I like the idea of the punishment swap. I might try it if I can get her in a good mood. She will turn on a dime, plug her ears, scream at me, and much more if the subject material isn't to her liking. We are going to talk (privately) with her ped at a well appt in a couple of weeks. He can set up a referal that we can use if we need to, but I don't want to put her in therapy if it's my shortcomings as a parent that make her the way she is.

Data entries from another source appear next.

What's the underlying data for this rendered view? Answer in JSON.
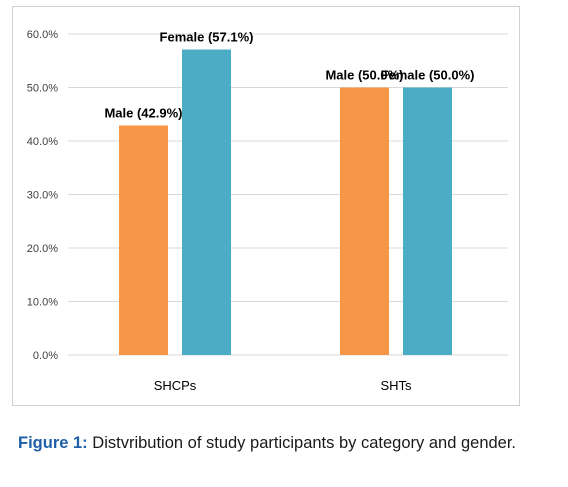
{
  "chart_data": {
    "type": "bar",
    "categories": [
      "SHCPs",
      "SHTs"
    ],
    "series": [
      {
        "name": "Male",
        "values": [
          42.9,
          50.0
        ],
        "color": "#f79646",
        "labels": [
          "Male (42.9%)",
          "Male (50.0%)"
        ]
      },
      {
        "name": "Female",
        "values": [
          57.1,
          50.0
        ],
        "color": "#4bacc6",
        "labels": [
          "Female (57.1%)",
          "Female (50.0%)"
        ]
      }
    ],
    "ylim": [
      0,
      60
    ],
    "yticks": [
      "0.0%",
      "10.0%",
      "20.0%",
      "30.0%",
      "40.0%",
      "50.0%",
      "60.0%"
    ],
    "grid": true,
    "legend": "none"
  },
  "caption": {
    "prefix": "Figure 1:",
    "text": "Distvribution of study participants by category and gender."
  }
}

I had also thought perhaps just a party on the night of her birthday with just us might be ok. As in, no grandparents or cousins. We don't do friend parties yet. Maybe just a cupcake and the birthday song instead of the princess cake she requested. MAYBE a small present, maybe not. I really should have chosen something else instead of her birthday. I am so dumb.

And then.....stay with me, I promise I'm almost done.....after DD finally fell asleep, I was so aggitated that I decided to pick a fight with my husband, too. I'm just so burnt out on being a constant caregiver to 3 kids and one adult without so much as a thanks. so yeah, I'm feeling like a rock star this morning.

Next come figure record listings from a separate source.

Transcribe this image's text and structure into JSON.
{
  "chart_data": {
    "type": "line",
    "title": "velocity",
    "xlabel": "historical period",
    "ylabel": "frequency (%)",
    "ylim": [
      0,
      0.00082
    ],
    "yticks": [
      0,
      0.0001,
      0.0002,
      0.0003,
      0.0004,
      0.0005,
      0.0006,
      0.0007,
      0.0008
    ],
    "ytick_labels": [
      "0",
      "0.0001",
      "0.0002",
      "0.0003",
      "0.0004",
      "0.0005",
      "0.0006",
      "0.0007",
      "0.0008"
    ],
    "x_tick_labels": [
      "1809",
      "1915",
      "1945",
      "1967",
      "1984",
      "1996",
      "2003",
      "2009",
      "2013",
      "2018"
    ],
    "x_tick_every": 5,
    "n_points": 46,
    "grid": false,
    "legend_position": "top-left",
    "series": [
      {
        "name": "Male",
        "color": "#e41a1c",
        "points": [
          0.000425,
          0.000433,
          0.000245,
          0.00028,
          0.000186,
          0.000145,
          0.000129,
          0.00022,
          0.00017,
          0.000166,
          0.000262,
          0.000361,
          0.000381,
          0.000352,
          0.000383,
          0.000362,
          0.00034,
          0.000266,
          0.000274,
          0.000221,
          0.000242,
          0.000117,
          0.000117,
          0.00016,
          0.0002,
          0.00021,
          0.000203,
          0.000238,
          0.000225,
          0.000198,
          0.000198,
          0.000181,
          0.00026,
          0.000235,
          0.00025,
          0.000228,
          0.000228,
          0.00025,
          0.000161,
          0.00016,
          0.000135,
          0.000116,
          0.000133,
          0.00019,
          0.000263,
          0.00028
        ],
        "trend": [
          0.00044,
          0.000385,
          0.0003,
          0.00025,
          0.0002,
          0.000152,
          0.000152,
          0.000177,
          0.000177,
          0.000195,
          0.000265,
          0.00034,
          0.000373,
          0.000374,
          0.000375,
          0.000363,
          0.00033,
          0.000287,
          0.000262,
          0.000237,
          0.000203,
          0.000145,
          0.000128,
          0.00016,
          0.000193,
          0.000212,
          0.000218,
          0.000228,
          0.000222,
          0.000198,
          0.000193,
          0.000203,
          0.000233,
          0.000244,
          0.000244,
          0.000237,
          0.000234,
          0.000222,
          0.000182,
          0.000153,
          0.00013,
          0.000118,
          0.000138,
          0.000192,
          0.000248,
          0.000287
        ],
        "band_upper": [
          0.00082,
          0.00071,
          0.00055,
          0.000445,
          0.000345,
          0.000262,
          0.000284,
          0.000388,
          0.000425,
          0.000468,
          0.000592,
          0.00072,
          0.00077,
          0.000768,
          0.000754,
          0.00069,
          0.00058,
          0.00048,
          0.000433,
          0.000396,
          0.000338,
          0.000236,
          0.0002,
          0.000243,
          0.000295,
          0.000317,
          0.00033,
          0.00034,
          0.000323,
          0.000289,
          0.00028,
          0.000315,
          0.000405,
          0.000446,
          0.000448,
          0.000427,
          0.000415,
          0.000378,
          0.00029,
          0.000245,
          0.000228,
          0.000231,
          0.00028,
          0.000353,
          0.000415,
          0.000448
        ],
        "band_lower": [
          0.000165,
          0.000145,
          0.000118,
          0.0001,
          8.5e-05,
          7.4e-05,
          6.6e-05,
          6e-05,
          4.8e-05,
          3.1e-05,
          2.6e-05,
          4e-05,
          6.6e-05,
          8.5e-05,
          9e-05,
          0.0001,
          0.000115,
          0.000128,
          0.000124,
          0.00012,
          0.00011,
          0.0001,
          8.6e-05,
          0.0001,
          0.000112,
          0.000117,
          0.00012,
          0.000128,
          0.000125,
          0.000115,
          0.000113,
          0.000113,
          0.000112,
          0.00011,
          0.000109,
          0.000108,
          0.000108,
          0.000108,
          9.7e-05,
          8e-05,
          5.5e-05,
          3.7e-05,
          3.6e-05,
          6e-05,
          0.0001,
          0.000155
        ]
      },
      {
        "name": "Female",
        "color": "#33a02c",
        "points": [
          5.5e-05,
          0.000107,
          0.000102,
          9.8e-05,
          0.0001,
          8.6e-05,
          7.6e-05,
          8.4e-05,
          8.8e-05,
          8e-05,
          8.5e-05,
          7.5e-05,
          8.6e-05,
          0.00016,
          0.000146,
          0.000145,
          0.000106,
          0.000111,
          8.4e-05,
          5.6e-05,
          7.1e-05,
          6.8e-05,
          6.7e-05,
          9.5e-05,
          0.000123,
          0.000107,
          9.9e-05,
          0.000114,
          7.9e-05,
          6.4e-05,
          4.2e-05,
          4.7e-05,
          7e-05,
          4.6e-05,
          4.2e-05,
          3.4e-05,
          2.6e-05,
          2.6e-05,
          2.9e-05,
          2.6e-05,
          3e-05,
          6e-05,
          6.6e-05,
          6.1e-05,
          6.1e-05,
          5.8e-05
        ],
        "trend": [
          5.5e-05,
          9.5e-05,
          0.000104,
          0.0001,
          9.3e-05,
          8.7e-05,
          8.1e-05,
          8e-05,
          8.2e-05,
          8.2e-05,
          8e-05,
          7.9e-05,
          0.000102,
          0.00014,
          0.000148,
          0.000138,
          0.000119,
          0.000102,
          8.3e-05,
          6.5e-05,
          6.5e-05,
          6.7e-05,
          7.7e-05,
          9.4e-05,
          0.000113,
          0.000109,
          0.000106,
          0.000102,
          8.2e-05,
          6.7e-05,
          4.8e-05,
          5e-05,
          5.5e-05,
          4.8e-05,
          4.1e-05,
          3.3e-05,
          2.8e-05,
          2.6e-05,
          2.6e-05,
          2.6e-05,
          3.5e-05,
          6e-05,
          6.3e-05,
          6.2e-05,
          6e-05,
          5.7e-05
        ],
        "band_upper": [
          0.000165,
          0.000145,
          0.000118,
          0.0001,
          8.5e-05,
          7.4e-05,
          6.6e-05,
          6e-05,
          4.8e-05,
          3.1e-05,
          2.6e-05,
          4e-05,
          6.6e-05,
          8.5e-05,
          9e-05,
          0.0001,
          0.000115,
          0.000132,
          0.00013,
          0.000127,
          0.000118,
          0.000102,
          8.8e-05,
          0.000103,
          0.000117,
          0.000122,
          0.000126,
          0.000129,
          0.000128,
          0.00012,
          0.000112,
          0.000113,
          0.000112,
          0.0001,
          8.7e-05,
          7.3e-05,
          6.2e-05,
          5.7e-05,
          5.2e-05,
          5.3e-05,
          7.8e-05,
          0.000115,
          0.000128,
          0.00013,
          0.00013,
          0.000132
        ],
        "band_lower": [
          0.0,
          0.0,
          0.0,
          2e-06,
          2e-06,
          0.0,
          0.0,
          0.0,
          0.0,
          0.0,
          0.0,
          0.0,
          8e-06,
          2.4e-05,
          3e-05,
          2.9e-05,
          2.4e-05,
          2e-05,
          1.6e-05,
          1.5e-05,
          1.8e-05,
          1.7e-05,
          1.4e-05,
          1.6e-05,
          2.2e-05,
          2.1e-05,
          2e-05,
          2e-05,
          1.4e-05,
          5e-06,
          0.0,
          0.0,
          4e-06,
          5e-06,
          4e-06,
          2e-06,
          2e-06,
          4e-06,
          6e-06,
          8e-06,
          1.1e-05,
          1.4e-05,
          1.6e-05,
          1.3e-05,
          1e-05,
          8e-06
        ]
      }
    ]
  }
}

badmisterkitty 11-14-2012 08:53 AM

Re: Mommy Mistake - How To Fix? Took Away 5yo's Birthday Party
 
ETA: I'm also going to find some parenting books. I said I'd never use them, I had it all figured out, but in all of 5 years I still have no idea what to do sometimes. I'm going to look at Playful Parenting, Love & Logic, 1 2 3 Magic (please tell me this isn't about counting to 3 to get obedience), and I'm not remembering the other title but it was something like parenting a difficult child.

erlyjo 11-14-2012 09:03 AM

:bighug:
My DD sounds a lot like your DD. She's 10 now, and we still struggle with her attitude. I wish I had advice to give, but we are still trying to figure her out! Unlike you, though, I am terrible about carrying out any punishments, and maybe that's why we are still having problems with her behavior.

erlyjo 11-14-2012 09:05 AM

Quote:

Originally Posted by badmisterkitty
ETA: I'm also going to find some parenting books. I said I'd never use them, I had it all figured out, but in all of 5 years I still have no idea what to do sometimes. I'm going to look at Playful Parenting, Love & Logic, 1 2 3 Magic (please tell me this isn't about counting to 3 to get obedience), and I'm not remembering the other title but it was something like parenting a difficult child.

And I can't tell you how many books I've read and therapists we've seen. Some kids are just HARD!